Multiples sensations et chaos
Votre psychisme reçoit de multiples sensations, des perceptions de plaisir et de déplaisir qu’il doit transformer. Il est assailli de l’intérieur par les angoisses, la détresse, la violence du manque, la
frustration des pulsions insatisfaites et, de l’extérieur, par toutes les situations de souffrance et d’humiliation. Si la confiance en vous n’est pas assez solide, cela peut provoquer une immense violence. Il suffit d’allumer la télévision ou de lire un journal pour constater que nous sommes tous concernés par la souffrance et la violence humaines.
Humiliation menant à la violence
L’humiliation est source de violence. C’est un ressenti subjectif, pas toujours conscient. Je crois que les dérives financières de certains hommes politiques sont humiliantes pour les citoyens que nous sommes – elles expriment un profond mépris pour les difficultés de vie des chômeurs ou de nombreux salariés qui peinent en fin de mois. Je crois que maintenir un élève au collège alors qu’il ne sait pas lire, par manque de place dans un autre établissement ou par manque de filières adaptées, est une forme d’humiliation grave, etc. Chaque personne qui ne vous « voit » pas vous humilie un peu. Il est nécessaire d’apprendre à le supporter sans en être détruit. Pour cela, il ne sert à rien de « se venger » en humiliant quelqu’un d’autre. C’est parfois un réflexe, et c’est toujours un engrenage. L’humiliation est un ressenti en résonance avec la qualité et la solidité du narcissisme.
Protéger son élan vital
Vous avez, en vous, une énergie fondamentale, que je me représente comme la boule de feu au centre de la Terre. Une « violence fondamentale », selon l’expression du psychanalyste Jean Bergeret, que j’appellerai l’élan vital et qui n’est ni positif ni négatif. Cet élan se transforme ou non en action violente selon l’environnement, l’éducation, la souffrance ressentie et la capacité du psychisme à la contenir et à l’orienter. Une bonne agressivité est nécessaire à la construction de votre vie et au déploiement de vos potentiels, et si l’expression de la colère est parfois juste (ne serait-ce que pour ne pas retourner la violence
contre soi), il s’agit encore d’un
équilibre délicat. Ne pas agresser les autres, ne pas s’agresser soi-même, ne pas subir sans rien dire.

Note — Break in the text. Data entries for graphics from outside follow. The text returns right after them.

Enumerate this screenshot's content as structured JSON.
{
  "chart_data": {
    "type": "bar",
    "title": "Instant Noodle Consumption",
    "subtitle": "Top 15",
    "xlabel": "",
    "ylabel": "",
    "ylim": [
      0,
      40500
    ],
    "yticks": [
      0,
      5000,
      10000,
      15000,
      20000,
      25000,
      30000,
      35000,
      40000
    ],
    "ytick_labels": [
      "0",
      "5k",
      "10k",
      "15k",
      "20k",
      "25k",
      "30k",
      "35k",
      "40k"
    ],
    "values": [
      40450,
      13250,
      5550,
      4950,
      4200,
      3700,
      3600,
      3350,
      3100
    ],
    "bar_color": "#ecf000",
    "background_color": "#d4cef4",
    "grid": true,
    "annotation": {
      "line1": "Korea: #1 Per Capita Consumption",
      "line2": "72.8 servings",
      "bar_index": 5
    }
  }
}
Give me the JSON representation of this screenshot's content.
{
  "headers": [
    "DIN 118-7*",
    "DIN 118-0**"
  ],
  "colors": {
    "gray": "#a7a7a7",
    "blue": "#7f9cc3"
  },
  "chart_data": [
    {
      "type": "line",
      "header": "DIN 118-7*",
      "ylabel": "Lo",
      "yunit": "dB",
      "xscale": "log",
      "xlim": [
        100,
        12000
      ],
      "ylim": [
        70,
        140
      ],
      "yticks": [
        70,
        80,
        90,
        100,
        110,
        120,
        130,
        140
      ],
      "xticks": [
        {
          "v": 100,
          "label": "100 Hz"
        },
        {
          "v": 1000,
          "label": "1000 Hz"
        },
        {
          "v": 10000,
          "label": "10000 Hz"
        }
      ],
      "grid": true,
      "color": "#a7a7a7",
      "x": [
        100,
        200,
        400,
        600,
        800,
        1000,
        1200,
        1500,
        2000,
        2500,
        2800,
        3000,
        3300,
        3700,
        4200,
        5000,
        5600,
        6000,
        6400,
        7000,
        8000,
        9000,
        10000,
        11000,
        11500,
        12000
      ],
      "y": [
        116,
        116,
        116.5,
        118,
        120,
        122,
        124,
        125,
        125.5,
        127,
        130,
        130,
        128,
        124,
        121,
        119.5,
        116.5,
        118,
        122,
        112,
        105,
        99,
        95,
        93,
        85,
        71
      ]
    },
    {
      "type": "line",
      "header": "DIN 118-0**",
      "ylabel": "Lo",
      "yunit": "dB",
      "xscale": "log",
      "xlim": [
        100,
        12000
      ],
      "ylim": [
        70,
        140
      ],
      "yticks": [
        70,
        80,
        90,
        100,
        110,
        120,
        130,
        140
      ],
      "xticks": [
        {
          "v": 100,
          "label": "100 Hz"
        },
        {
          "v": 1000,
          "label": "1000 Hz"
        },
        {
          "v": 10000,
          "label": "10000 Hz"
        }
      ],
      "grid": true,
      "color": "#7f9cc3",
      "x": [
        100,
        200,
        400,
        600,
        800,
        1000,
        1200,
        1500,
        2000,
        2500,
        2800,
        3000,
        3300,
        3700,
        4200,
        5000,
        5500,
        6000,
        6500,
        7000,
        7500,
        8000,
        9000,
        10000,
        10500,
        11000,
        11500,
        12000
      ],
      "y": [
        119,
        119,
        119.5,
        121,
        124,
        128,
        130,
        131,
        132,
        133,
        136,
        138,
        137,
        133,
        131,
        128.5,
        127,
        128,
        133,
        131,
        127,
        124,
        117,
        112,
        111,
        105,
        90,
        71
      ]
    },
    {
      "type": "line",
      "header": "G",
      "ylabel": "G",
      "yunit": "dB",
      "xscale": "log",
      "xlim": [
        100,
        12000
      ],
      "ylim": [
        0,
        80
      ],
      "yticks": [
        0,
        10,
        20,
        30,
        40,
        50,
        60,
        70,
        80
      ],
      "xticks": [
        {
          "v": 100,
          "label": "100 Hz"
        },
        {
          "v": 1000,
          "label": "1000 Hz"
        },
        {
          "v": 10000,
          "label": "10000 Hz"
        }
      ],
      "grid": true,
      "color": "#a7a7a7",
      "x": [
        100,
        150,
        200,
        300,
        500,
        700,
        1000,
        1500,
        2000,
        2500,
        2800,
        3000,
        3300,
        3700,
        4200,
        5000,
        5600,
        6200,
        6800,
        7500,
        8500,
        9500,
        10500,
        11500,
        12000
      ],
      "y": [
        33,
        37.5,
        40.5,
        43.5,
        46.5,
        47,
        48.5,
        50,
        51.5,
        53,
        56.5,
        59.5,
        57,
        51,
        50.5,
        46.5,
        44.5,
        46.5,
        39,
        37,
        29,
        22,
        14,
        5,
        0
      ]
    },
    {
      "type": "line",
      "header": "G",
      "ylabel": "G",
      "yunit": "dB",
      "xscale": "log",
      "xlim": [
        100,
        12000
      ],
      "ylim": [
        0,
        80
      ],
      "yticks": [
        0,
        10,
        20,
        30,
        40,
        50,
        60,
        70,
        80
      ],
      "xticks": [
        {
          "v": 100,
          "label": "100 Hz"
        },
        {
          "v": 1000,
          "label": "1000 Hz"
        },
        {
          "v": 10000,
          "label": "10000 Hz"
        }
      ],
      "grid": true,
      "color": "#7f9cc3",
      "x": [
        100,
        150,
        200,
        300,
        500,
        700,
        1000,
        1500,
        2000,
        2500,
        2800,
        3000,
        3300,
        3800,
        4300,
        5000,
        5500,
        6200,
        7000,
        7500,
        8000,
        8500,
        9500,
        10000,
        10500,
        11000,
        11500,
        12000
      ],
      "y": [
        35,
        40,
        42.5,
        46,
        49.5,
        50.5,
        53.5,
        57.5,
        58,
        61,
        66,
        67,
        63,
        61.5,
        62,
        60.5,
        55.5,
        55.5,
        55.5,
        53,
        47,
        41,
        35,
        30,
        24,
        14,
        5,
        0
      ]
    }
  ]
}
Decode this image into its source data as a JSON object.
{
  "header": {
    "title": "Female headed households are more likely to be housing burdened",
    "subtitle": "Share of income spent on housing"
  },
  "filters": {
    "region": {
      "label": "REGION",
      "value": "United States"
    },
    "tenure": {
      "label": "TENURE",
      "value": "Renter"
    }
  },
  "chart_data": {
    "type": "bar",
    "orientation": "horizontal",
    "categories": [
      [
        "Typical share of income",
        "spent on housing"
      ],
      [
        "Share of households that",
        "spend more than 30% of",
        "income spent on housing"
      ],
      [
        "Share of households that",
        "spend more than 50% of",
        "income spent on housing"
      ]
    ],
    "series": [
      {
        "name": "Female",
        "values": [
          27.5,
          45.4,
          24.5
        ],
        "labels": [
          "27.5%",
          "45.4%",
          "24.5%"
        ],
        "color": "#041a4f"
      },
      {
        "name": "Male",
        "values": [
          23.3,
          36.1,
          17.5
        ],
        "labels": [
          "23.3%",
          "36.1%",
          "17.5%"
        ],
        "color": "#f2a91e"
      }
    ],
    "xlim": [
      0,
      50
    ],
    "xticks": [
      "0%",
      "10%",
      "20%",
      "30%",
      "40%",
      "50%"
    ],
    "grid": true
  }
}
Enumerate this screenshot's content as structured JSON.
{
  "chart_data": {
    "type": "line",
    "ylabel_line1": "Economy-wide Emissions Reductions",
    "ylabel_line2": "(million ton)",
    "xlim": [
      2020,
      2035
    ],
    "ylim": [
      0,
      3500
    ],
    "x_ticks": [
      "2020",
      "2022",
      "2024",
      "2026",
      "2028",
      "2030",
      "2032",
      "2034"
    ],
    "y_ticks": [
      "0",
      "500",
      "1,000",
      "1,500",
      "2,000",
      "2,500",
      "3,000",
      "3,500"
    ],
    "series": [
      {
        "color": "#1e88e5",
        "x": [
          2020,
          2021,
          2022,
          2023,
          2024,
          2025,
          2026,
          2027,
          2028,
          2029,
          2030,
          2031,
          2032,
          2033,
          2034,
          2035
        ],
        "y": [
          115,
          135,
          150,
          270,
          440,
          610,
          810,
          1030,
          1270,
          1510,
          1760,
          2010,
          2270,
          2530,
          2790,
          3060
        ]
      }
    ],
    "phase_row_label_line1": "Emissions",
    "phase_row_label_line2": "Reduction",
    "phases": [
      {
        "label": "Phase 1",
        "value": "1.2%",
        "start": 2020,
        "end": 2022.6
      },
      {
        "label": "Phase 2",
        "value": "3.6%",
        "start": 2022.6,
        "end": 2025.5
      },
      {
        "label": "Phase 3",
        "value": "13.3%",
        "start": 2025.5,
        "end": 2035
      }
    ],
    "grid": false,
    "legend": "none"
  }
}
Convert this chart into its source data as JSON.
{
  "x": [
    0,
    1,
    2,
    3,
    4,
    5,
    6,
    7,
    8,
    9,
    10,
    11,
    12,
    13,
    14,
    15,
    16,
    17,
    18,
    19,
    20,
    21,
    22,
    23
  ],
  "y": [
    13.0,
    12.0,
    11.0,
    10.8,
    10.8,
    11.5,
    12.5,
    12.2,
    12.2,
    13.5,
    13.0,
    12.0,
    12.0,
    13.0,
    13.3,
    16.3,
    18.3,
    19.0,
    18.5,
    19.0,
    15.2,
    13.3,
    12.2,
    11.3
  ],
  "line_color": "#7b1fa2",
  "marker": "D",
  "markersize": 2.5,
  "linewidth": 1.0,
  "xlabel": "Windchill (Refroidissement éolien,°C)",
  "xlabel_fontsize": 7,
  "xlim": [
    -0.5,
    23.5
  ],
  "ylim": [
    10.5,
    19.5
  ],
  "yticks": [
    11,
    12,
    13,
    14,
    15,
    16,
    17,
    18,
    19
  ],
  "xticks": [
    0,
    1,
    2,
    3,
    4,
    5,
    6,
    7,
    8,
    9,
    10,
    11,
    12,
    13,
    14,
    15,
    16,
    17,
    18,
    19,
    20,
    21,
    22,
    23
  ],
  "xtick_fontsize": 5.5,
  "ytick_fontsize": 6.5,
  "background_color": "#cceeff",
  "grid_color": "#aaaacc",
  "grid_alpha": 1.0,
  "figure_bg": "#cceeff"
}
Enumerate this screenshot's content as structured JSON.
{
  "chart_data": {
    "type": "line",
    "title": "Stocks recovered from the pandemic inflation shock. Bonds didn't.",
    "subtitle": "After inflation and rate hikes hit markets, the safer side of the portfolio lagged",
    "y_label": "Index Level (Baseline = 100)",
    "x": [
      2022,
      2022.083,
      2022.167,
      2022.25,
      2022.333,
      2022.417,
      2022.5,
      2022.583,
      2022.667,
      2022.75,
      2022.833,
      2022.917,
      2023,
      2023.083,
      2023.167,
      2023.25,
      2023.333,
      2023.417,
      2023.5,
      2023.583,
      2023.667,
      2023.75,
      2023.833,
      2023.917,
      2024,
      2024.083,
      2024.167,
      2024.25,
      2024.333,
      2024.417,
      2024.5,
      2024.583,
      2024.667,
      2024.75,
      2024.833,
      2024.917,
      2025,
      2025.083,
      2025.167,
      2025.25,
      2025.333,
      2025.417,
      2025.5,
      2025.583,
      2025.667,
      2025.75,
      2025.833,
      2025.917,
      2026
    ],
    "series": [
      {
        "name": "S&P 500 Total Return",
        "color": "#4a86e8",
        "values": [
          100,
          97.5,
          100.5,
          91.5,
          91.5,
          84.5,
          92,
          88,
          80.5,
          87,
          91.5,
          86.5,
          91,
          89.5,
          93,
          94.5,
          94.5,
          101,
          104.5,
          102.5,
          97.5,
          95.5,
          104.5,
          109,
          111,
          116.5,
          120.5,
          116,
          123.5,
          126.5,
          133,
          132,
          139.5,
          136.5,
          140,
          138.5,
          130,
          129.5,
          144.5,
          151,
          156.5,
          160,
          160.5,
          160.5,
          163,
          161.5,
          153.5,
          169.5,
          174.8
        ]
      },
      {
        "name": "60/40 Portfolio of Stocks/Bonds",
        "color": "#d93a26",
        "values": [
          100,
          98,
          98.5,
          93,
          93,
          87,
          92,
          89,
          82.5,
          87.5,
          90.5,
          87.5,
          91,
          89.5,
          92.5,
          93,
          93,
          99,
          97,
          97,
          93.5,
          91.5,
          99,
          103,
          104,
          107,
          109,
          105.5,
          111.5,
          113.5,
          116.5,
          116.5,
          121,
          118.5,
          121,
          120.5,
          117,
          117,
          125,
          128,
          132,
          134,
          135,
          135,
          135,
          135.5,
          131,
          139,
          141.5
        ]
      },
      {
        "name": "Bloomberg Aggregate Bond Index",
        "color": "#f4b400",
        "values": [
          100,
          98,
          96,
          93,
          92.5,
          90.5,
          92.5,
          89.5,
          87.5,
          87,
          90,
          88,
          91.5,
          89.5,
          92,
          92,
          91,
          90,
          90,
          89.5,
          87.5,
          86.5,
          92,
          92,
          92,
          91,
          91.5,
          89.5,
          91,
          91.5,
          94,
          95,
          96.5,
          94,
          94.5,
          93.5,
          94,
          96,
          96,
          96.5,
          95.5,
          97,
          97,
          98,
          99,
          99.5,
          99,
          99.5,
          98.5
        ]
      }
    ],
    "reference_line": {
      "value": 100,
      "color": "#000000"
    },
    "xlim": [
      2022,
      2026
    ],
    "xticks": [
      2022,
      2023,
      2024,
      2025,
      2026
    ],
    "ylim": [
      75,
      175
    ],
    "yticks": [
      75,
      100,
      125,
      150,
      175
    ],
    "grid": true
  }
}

Mais il me semble que nous avons souvent
peur de cette énergie et que, pour beaucoup d’entre nous, nous tentons de l’étouffer (antidépresseurs, télé à haute dose, etc.) au lieu de la laisser s’exprimer – se sublimer, dirait Freud – dans des voies de curiosité et de création. Les conséquences sociales et individuelles de cet étouffement sont graves et tout particulièrement pour les jeunes. Vous avez besoin d’exprimer votre élan vital, vous avez besoin de créer, quelles que
soient vos formes d’expression. N’en ayez pas peur (vous n’allez pas pour autant sortir avec un revolver et tirer sur les passants !). (Je ne frappe pas mon chat quand il m’énerve, mais je continue à l’engueuler quand il est dans mes jambes).
Canaliser sa violence
Reconnaître sa propre violence permet de la canaliser et évite les passages à l’acte. Voilà donc l’une des fonctions essentielles du psychisme : ne pas expulser la violence, mais la transformer en énergie canalisable au service de la réalisation de vos propres potentiels. Grandir et devenir adulte, c’est prendre
conscience de ce que Jung nomme joliment « notre ombre ». Nous sommes, selon notre âge (et de plus en plus en vieillissant), responsables de l’ensemble de nos actes, conscients et inconscients. C’est cela, je crois, notre travail d’humain, notre individuation.